Why his book title says that graphic design can change the world:

The very last project I show in the book is a volunteer project I did for a foundation in New York that decided to undertake this project where they would create new libraries in elementary schools all over New York City, focused on the most at risk neighborhoods and the most at risk student populations of New York City. This was the Robin Hood Foundation. They reasoned that renovating whole schools from top to bottom would be really difficult to do, and expensive. But if you could change one room, if you went in and did a really great library in each of those schools, it would be like implanting a heart and soul and special brain in each of those schools. And they asked me if I can just do the graphic design to contribute to this project.

At first I thought I was just doing a logo for this initiative, so I did a logo, and then I thought well that’s all done. And then each of the libraries had a different architect. They asked all these great young architects to contribute their talents to it. One of them came to me and said, you’re the graphic designer, right? And I said yeah, where do you want the logo and any other signs you need? And he said, No, no, I have this other problem. It’s because the building my school’s in, the ceiling’s really high. The shelves only go up to the height a child can reach, then I have a six foot space between the ceiling and the top shelf. I just need something to go there. And I remember thinking, whoa, I’m not Diego Rivera, I didn’t sign up to do murals all over the place. This is something different. I’m just a humble graphic designer.

So I suppressed that urge and I said, ok, what can we do. And we came up with this idea where we would take photographs of the kids in the school and just do a photo mural tribute to the kids and put them between the shelf and the ceiling.I remember saying, somewhat pretentiously, this would be like a triumphal frieze that would run along the top of the room just the same way those friezes of the heroes of the antique world would run along the pediments of temples. I didn’t press the point too much but I was sort of enthusiastic about that idea.

And so we installed that there and it turned out that the librarians who all knew each other in the system, all of them suddenly wanted a mural like that. So then we started doing these murals in all these different schools. And it turned out that once we started going, I could ask almost anyone I could think of, do you want to contribute a mural, and they would do it. So by the end we had done like 50 of these schools. And I remember thinking, it seemed like a little job but now it’s really inspiring to kids and isn’t that nice. And so I could warm myself with the idea that I had inspired a generation of school children. But if I was really honest with myself I was just decorating a wall.

So one time we were in one of these libraries after it was finished, taking a look at the finished work, and it was the end of the day. And the librarian who was the person in charge of that particular library, was shutting it down.
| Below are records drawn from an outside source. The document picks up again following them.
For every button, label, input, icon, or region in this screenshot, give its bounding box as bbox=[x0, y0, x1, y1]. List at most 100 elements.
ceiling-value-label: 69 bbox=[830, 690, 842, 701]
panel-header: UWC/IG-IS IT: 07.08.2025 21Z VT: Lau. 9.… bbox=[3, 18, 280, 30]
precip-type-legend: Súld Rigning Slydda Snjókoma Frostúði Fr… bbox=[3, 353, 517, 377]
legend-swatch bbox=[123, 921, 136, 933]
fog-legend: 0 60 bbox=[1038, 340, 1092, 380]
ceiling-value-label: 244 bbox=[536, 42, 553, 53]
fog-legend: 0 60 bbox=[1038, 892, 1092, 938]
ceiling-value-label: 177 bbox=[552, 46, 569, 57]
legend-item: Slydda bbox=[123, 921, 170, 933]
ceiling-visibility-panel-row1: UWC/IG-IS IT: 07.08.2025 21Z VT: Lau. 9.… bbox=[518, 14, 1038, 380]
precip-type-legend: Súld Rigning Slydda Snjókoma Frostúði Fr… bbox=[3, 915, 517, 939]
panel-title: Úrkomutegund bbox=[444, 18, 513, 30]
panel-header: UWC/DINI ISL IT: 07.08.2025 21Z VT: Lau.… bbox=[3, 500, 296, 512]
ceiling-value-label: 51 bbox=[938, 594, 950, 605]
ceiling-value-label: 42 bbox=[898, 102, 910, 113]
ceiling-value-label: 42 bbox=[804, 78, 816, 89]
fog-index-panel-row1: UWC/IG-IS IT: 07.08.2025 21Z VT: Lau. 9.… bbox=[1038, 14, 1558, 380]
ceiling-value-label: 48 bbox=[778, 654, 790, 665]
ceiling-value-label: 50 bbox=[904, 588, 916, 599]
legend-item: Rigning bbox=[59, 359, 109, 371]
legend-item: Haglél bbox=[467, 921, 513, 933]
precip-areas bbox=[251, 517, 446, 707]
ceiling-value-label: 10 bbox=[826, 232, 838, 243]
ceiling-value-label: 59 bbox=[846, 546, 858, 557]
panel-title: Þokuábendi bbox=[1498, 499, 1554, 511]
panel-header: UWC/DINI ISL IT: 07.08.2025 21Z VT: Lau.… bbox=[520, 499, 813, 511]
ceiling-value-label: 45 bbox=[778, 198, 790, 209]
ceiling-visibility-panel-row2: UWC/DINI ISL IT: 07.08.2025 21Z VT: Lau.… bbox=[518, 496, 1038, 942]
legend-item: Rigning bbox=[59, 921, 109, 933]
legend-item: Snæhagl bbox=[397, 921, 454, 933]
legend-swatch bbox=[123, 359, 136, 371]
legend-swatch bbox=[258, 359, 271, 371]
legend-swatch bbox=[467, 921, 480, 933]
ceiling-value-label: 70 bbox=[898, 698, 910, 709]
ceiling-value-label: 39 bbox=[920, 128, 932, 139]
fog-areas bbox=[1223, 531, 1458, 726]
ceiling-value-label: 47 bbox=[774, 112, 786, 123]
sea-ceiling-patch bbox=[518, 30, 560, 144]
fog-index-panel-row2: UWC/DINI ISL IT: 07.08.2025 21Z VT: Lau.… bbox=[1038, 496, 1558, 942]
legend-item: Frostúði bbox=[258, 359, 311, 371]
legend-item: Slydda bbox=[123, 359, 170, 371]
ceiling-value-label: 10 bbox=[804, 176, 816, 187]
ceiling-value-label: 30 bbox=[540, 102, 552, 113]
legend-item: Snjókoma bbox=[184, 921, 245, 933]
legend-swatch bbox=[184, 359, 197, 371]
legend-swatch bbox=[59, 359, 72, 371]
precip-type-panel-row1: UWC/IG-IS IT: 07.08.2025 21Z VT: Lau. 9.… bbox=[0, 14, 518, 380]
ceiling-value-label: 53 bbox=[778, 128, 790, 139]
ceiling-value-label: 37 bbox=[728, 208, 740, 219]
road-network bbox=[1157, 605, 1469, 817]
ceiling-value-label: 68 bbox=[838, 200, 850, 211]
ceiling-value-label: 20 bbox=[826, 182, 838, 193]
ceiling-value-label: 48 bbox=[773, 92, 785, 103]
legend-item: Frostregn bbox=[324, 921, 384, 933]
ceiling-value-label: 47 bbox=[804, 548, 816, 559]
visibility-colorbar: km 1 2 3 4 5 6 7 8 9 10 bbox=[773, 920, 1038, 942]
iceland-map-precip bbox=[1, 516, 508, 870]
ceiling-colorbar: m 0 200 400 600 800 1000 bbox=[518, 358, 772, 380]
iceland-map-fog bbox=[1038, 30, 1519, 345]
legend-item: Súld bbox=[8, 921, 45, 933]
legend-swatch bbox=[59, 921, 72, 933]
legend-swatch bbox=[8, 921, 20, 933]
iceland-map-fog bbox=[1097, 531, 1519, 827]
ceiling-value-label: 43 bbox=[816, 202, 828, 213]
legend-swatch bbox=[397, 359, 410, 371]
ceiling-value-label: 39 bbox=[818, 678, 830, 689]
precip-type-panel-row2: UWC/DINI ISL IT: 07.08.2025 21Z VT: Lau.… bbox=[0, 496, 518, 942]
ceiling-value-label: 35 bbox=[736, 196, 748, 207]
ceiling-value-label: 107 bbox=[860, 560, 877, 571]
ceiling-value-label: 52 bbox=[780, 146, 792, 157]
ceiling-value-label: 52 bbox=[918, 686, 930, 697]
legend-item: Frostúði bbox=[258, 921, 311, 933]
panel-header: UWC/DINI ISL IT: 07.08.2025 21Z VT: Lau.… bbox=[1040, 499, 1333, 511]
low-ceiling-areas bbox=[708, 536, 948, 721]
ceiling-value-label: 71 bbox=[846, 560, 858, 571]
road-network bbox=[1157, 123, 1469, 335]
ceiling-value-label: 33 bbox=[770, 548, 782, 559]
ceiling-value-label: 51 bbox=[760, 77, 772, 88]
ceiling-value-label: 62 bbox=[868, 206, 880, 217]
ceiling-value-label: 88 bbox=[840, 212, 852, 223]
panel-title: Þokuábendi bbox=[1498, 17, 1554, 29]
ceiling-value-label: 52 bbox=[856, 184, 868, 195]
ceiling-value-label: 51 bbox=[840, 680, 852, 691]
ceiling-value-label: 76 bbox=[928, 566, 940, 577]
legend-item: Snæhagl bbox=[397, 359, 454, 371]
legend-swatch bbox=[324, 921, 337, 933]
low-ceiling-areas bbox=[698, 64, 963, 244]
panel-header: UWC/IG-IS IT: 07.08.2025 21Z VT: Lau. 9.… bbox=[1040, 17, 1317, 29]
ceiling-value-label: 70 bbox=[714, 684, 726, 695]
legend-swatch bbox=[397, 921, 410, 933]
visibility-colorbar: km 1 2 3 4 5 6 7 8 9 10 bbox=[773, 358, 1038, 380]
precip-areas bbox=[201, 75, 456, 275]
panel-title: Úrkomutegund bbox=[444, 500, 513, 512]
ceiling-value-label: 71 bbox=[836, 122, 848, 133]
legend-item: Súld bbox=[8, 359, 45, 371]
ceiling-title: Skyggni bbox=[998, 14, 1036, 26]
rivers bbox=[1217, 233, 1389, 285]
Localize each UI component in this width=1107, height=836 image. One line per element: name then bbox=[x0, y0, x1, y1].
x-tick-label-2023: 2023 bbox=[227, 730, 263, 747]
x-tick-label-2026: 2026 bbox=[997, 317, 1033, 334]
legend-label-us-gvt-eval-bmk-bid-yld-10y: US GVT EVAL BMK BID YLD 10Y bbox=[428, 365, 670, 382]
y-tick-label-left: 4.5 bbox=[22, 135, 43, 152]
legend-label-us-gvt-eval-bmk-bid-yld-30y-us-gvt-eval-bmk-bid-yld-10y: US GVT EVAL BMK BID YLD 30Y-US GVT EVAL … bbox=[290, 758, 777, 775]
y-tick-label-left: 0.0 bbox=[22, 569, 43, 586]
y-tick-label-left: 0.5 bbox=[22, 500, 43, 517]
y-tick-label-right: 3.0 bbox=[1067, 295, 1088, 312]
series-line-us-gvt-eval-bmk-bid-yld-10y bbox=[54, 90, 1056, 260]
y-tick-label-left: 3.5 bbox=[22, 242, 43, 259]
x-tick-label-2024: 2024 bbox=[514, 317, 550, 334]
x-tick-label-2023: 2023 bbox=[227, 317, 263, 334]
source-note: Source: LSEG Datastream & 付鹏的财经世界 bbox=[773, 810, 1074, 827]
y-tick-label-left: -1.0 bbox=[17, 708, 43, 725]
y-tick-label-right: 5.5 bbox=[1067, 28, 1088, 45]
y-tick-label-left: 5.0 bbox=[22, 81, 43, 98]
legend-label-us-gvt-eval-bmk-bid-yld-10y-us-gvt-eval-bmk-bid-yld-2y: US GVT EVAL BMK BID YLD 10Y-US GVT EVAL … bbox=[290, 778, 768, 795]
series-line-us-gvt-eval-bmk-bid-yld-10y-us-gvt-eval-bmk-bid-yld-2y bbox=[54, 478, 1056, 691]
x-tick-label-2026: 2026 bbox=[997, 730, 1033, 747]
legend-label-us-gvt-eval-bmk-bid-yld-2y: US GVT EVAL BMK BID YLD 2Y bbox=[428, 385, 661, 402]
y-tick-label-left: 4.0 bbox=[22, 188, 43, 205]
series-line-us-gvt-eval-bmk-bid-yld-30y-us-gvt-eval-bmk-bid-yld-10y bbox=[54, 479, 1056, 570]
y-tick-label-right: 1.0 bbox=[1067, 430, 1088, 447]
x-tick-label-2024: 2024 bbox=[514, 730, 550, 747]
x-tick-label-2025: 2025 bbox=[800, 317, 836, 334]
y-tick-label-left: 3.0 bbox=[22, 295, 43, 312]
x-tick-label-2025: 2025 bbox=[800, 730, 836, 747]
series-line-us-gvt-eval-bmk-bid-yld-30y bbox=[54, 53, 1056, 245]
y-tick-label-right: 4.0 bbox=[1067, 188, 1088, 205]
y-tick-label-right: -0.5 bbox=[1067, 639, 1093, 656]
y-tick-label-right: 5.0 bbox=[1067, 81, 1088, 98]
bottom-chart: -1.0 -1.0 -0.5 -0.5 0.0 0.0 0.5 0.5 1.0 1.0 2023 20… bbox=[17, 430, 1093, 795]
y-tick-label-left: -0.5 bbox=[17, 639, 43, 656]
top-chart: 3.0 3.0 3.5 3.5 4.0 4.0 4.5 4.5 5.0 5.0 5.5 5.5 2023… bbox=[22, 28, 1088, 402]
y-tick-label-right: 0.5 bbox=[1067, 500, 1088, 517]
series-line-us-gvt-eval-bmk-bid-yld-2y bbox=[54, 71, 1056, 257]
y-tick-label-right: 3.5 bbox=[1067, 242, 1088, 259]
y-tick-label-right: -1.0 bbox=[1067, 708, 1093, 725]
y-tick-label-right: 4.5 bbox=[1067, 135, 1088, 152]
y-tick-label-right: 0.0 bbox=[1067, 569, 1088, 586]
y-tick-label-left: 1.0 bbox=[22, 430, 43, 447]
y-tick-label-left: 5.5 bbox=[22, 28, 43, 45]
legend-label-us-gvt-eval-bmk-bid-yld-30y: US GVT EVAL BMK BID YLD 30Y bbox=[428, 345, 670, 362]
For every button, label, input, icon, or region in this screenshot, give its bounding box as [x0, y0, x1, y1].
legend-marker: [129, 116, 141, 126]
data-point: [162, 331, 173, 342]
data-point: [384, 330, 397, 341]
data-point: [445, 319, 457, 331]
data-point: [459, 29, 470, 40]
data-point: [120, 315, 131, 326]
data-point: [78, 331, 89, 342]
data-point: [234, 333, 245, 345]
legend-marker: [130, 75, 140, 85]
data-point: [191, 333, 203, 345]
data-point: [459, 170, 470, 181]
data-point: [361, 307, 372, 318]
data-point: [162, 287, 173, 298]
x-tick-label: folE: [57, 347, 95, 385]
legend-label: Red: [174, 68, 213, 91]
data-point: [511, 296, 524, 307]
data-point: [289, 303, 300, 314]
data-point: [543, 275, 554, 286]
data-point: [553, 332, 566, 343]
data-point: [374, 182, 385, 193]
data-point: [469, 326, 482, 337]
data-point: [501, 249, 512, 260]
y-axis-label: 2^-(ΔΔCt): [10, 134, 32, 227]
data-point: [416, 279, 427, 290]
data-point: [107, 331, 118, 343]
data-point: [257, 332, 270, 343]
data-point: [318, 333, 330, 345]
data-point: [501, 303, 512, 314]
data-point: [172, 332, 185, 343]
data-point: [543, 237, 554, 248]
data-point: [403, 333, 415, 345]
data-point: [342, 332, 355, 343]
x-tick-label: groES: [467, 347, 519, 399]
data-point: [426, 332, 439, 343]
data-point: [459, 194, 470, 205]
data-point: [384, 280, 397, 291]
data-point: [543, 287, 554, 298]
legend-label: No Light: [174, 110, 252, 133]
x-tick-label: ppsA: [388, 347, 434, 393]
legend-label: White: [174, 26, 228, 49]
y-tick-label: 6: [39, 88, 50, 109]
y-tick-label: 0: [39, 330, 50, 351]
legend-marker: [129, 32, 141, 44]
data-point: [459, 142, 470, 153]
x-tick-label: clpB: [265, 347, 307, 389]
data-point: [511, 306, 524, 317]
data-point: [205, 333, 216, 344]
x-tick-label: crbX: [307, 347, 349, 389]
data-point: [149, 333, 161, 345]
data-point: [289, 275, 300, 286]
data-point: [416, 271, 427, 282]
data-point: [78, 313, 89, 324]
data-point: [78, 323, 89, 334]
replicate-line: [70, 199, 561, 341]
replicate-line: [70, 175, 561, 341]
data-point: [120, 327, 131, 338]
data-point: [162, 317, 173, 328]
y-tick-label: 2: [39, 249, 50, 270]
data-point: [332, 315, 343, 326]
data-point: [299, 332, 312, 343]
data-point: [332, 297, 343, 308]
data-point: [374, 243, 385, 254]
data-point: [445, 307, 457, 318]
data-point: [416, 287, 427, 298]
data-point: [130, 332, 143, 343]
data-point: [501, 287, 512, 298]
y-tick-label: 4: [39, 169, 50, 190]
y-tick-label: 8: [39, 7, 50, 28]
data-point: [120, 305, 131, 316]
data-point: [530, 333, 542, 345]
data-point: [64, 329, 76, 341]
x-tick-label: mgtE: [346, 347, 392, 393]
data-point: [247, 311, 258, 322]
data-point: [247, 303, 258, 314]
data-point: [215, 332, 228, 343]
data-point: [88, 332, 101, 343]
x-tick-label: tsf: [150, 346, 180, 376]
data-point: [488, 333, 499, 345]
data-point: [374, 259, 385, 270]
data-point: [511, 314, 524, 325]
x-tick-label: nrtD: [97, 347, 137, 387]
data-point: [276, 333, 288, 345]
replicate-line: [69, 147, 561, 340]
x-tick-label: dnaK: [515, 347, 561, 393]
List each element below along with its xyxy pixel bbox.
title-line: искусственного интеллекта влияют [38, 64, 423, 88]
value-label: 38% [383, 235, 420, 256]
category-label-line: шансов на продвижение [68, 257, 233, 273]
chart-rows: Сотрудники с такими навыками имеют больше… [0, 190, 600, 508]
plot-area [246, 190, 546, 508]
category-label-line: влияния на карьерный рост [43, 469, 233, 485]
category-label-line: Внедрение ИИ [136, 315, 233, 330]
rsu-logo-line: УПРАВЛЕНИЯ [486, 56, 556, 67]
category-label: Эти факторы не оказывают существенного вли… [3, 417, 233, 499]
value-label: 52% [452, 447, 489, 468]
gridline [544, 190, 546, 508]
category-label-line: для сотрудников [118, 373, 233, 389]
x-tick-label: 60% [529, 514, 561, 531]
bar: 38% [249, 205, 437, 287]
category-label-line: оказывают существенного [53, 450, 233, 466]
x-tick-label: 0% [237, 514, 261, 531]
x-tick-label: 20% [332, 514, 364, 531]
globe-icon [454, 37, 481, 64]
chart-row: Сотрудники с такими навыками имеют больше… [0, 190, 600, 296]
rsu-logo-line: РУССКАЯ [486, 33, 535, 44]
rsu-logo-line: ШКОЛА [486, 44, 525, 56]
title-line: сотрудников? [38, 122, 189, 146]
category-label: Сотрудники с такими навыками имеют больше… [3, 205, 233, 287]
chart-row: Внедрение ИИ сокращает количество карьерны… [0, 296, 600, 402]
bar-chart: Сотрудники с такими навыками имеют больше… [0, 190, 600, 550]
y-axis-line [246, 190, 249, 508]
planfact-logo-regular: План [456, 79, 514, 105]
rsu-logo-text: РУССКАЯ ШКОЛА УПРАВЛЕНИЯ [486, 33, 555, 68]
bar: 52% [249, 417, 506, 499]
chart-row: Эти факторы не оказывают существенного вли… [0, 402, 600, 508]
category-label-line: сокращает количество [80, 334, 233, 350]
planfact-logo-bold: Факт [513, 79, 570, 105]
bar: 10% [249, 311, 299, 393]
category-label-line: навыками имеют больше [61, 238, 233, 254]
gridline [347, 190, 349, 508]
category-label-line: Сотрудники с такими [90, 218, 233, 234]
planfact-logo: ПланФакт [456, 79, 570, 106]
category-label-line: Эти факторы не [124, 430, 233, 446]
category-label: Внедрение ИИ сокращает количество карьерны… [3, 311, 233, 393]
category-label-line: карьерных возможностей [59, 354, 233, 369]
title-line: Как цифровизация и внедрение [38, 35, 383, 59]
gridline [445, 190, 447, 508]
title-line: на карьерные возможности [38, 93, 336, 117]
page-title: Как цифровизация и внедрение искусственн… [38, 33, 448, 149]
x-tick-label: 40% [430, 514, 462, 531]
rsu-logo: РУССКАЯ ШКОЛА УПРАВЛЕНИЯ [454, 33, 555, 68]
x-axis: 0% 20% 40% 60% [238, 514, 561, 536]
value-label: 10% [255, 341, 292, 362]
It was winter and it was getting dark early. And she said, wait, let me show you the way I turn out the lights. And I said, what? And she said, I do it a special way, I’ll show you. And then went to the bank of switches and turned them off one by one. The last one she turned off was the one that illuminated the portraits of the kids. And she said I leave that one on last because I want to remind myself why I come to work every day.

So with that moment, I sort of realized, oh shoot, I had it wrong all along. It was for the librarians that we did it. They were the magnifying device. I’m not there to teach the kids. I’m not there to inspire them to read. I’m not there to teach them that learning is great. The librarians do that. And I can’t make the librarians do that either. But what we can do, and it’s pure symbolism, it’s like providing a great set for actors to work on, it’s like giving them great props to manipulate, when they’re in the middle of a scene. It just helps them play their role with more conviction and more enthusiasm and give them a symbolic moment, a little bit of ritual in their lives. So when I heard that I thought, well, you know, that’s how you change the world. You don’t do it all at once. You just do it incrementally, one librarian at a time, one student at a time, and eventually some impact is felt.